Plus d'attaques de pitbulls

Autre constat de notre enquête : parmi tous les chiens potentiellement dangereux - qui appartiennent à plusieurs races -, les pitbulls passent plus souvent à l'attaque et infligent les blessures les plus graves. Un phénomène aujourd'hui confirmé par les rapports de police et les bilans de patrouilleurs canins, que La Presse a obtenus grâce à la Loi sur l'accès à l'information.

L'administration est bien au fait du phénomène et en tiendra compte dans son nouveau règlement, assure Anie Samson. « On est très sensible à la question [des pitbulls]. On est en train de regarder tout ça. Certains arrondissements les ont bannis, mais notre vétérinaire en chef et les experts sont partagés là-dessus, puisque ce n'est ni blanc ni noir. Faut-il les bannir, cibler plusieurs races ou faire autre chose ? Il y aura un débat. »

« On ne peut pas défendre l'indéfendable ; il faut protéger les gens, les enfants. On doit pouvoir intervenir pour s'assurer qu'ils vivent en toute quiétude et que le règlement est respecté », estime Denis Coderre.

Les arrondissements peuvent déjà faire museler un chien qui a mordu ou le faire euthanasier si un expert conclut qu'il est dangereux. « Mais il faut penser en termes de prévention. On ne doit pas attendre qu'un enfant se fasse défigurer pour réagir », plaide le maire.

Faut-il imposer la muselière « en amont », s'interroge-t-il, ou encore augmenter les amendes pour les rendre plus dissuasives lorsqu'un chien n'est pas tenu en laisse ? À moins qu'une application plus rigoureuse des règles en place suffise à prévenir les tragédies ? Un comité d'experts travaille déjà à « analyser tout ça », précise Denis Coderre.
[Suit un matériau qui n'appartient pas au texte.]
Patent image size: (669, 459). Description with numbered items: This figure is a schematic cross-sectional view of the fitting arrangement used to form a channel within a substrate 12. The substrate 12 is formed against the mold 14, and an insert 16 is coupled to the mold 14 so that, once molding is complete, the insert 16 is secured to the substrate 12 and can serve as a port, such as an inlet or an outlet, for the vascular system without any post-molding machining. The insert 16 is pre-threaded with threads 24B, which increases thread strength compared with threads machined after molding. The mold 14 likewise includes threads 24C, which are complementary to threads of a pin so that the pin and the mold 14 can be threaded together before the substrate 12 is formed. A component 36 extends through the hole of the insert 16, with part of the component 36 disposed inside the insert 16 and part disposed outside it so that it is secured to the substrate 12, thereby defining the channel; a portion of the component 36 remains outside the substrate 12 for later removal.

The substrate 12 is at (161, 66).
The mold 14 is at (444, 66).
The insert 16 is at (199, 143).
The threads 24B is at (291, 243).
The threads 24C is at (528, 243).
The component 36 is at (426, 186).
L'Ordre et l'Association des vétérinaires ont maintes fois déclaré que cibler une race ne réglera pas le problème. Mais plusieurs vétérinaires nous ont confié se sentir muselés lorsqu'il s'agit de discuter du cas des pitbulls. « Ils ont un gros lobby de défenseurs. Dès que tu hausses un sourcil, ces gens te rentrent dedans », affirme une source au coeur du débat.

Les animaux abandonnés

Chose certaine, trop de chiens continuent de se promener sans laisse, y compris après avoir déjà mordu. Même les règles de base ne sont guère respectées, puisqu'à peine 12 % des Montréalais propriétaires de chiens se procurent la licence réglementaire.

Montréal compte doubler cette proportion avec son nouveau règlement. Elle profitera aussi de son grand remaniement pour rapatrier la gestion des animaux abandonnés ou errants. Dès 2018, ils seront accueillis au futur Centre de services animaliers municipal (CSAM) plutôt qu'à la SPCA ou au Berger blanc - lesquels pourront toujours desservir les autres municipalités de l'île.
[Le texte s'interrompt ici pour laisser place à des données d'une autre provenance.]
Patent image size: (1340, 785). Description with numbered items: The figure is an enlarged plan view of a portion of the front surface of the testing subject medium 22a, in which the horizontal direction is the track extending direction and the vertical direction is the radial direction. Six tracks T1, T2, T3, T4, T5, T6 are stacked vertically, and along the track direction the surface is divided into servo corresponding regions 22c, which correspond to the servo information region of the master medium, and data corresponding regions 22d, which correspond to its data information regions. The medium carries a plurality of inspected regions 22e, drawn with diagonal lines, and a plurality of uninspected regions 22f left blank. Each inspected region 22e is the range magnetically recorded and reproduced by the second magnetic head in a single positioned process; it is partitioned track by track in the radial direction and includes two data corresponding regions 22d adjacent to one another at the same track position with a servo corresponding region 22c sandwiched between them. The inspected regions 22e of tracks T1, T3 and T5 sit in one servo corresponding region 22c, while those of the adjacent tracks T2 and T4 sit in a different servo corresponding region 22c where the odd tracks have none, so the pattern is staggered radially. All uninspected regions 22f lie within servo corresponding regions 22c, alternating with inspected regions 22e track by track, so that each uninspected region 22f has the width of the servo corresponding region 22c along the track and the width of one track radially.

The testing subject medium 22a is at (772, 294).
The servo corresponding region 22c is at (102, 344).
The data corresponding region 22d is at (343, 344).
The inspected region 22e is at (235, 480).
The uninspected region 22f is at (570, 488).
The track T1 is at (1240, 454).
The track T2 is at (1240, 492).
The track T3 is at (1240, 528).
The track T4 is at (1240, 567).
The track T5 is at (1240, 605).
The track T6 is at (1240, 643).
Le Centre soignera les bêtes et cherchera à retrouver leurs propriétaires. En cas d'échec, elle les mettra en adoption après les avoir vaccinées, vermifugées, stérilisées et après leur avoir implanté une micropuce. Seuls les animaux en bonne santé physique et mentale seront envoyés dans un nouveau foyer, assure la Ville.

En attendant, Montréal a lancé des campagnes pour rappeler leurs responsabilités aux maîtres, indique Mme Samson. Le nombre d'animaux abandonnés est ainsi passé de 17 000 à 14 000 ces dernières années.